At the same time, Google is reportedly in talks to let the Pentagon use Gemini in classified settings. OpenAI already has a contract allowing DOD use of its models for "all lawful purposes."
This is all happening while Anthropic is actively fighting the government in federal court. The Pentagon designated Anthropic a "supply-chain risk" — essentially a national security concern — and Anthropic sued to block it. The judge is expected to rule soon. Meanwhile, the White House apparently wants the model it called a risk.
The contradiction is not a bug. It's a feature of how government works. Multiple agencies with competing interests making decisions that don't coordinate. One hand designating you a threat; another hand asking if they can have a subscription.
What it tells you about the actual stakes: Mythos Preview is genuinely powerful enough that the national security apparatus wants it. They're not seeking access out of curiosity. They're seeking access because whoever controls this capability first has an asymmetric advantage in the vulnerability research and offensive security domains.

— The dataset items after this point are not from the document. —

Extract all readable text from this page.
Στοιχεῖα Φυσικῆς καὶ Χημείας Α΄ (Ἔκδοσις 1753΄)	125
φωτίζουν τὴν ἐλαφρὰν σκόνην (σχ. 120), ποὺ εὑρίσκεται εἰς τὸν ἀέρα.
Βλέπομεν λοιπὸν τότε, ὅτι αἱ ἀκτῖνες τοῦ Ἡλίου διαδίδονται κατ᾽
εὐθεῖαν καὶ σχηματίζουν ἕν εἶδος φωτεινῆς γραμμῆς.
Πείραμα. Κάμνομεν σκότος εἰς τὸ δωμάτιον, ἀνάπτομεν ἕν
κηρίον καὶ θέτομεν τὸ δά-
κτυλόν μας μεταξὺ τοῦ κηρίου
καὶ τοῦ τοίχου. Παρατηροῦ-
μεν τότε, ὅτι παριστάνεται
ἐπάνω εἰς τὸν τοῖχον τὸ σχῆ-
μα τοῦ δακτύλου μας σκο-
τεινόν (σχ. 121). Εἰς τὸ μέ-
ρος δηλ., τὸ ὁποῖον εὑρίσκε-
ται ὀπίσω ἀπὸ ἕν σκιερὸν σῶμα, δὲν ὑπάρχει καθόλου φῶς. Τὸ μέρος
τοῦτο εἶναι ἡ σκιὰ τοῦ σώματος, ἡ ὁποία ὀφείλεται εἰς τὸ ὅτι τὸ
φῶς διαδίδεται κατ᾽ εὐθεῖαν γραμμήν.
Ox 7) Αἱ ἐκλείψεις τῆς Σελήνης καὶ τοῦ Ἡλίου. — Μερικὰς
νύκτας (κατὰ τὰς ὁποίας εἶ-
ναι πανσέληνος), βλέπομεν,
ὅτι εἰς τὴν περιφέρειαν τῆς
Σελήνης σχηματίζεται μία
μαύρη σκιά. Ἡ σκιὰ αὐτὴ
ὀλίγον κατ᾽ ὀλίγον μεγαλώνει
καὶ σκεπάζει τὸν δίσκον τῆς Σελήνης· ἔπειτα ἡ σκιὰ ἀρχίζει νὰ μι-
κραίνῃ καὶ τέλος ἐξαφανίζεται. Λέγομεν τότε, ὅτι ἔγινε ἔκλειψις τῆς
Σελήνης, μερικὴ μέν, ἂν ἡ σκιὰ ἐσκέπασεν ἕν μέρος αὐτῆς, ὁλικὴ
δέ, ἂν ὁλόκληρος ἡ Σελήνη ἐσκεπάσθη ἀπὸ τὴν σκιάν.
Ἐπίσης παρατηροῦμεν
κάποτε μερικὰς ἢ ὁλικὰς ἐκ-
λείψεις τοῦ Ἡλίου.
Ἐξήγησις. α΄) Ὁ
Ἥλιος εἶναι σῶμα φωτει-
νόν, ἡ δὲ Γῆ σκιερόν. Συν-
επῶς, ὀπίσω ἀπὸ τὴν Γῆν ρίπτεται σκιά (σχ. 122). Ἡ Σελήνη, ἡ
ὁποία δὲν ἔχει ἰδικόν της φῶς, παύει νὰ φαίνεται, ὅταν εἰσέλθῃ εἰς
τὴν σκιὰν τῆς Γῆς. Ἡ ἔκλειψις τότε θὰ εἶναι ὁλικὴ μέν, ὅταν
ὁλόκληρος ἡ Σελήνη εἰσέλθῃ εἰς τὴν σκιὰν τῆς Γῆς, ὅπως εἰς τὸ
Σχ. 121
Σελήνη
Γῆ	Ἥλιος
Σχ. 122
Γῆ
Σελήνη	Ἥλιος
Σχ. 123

Anthropic responded to this entire situation by releasing Opus 4.7 — a slightly less capable version with cybersecurity-specific safeguards built in — as a way to iterate on deployment patterns before Mythos eventually goes broader. They called it the "first such model" in that progression. Read between the lines: they're building a controlled release infrastructure for a capability they believe needs one.
Underneath all of this: compute.
Anthropic's Google and Broadcom deal for multiple gigawatts of TPU capacity — coming online starting in 2027 — is infrastructure at a scale that puts them in a different competitive tier than any AI company that isn't also a hyperscaler.
I think about infrastructure in terms of floors. What is the minimum any serious player needs? What does the floor cost? And who has already committed so far beyond the floor that the floor itself doesn't constrain them anymore?
A year ago, the floor was a handful of A100s and a good relationship with one cloud provider. Now it's gigawatts. The floor moved so fast that a lot of companies didn't realize they'd fallen through it until they were already below it.
The labs that will matter in three years are the ones that signed the compute deals in 2025 and 2026. Not because compute is scarce — it won't always be — but because the models trained on that compute will compound. Better training infrastructure now means better models next year, which means more revenue, which means more infrastructure in 2027. That's not a prediction. That's just reading the announcements.
Here's the actual argument underneath everything I've described:
The AI industry is running a controlled experiment in replacing software labor with software infrastructure.
The coding agent tools aren't a feature. They're a preview of what enterprise software procurement looks like when the buyer can specify outcomes instead of paying for human-hour capacity. That transition is happening faster than anyone predicted twelve months ago.
The companies that are winning — not in the press cycle, in the actual economics — are the ones who understood earliest that AI is not a product category. It's an infrastructure layer. And infrastructure compounds in ways that products don't.
Codex using your Mac apps autonomously isn't a party trick. It's a signal about the direction of travel.
Every tool your organization uses that has an interface is now, in principle, automatable. Every workflow that runs through software is now, in principle, delegatable. The question isn't whether AI agents will run your internal processes. It's who builds the layer that runs all of them, and who the customers are, and what the contracts look like.
OpenAI at $2B per month already knows the answer to those questions. Anthropic at $30B run-rate is starting to. The rest of the industry is still writing the specification.